After the death of her mother, twenty three year old Mary Yellan has little choice but to sell off her family’s farm and move in with her sole living relative, Aunt Patience. Mary hasn’t seen her aunt in years and thus has no idea what to expect when she travels to the remote Jamaica Inn, buried deep in the Cornwall Countryside. The coach driver who takes her there tells her the Inn has a bad reputation, but won’t say much more, though Mary soon understands why as she meets her uncle, the innkeeper, a brute named Joss Merlyn. Mary soon discovers that all is not well at Jamaica inn, and desperately seeks to find a way to extricate her aunt from the situation.
I resisted reading Rebecca for a long time, and I shouldn’t have; it’s one of my favourite books. I went into this one with high expectations, although I knew this probably wouldn’t be as good, and I was still somewhat let down by the experience.
There were a few parts that I liked. Mary is a plucky heroine; she’s not perfect, she makes mistakes, but she has gumption. She stands up to her uncle the best she can, but she’s caught between a rock and a hard place out in the vast, empty countryside. The characters are evocative, if not entirely realistic; I’m somewhat surprised the author didn’t see fit to give Joss actual horns and cloven hooves.
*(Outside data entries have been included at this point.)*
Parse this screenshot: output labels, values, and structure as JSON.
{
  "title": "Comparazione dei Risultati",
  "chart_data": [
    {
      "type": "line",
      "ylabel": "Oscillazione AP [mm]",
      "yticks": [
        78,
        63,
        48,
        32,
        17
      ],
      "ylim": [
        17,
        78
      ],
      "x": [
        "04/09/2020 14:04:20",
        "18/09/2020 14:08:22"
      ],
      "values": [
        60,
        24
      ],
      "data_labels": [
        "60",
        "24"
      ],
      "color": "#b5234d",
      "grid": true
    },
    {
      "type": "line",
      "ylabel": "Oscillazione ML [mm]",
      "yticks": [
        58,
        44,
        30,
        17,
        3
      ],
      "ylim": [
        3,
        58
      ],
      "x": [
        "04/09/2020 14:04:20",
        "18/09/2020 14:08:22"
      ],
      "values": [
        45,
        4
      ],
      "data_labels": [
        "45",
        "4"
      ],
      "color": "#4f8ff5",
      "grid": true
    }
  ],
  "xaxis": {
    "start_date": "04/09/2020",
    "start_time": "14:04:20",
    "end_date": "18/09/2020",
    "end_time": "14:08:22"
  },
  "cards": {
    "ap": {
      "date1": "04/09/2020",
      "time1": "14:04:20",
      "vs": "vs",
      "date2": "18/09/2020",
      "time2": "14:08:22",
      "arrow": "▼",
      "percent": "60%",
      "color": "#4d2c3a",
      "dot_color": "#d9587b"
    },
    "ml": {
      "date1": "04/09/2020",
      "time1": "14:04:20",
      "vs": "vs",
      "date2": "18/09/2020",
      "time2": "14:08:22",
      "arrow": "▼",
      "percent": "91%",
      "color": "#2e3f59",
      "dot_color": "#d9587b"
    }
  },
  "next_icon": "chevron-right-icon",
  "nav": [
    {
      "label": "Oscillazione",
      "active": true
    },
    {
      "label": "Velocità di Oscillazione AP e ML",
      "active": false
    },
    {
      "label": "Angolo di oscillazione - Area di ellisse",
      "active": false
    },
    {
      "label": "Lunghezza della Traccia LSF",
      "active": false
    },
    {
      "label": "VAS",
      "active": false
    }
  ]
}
And though I suspected the twist at the end for a long time, I spent a lot of the novel second-guessing myself.
Having said that, it feels like the author had a flimsy plot idea and tried to flesh it out with a lot of descriptive writing. I liked the way she described the desolate countryside, but one can only take so much adjectives describing bogs and moors, particularly when the main descriptor is ‘empty’ and ‘vast’. Aunt Patience’s entire description can be summed up as ‘nervous doormat’ and she hardly seems worth saving. Mary, as a heroine, has the somewhat unrealistic tendency to come to her senses whenever the plot needs it. But most of all, it was just rather predictable. I picked out the bad guy the instant I met him, and the ending itself is entirely unsurprising too. It’s also one of those novels that feels longer than it really is.
I didn’t hate reading this, but I wouldn’t recommend it anytime soon either.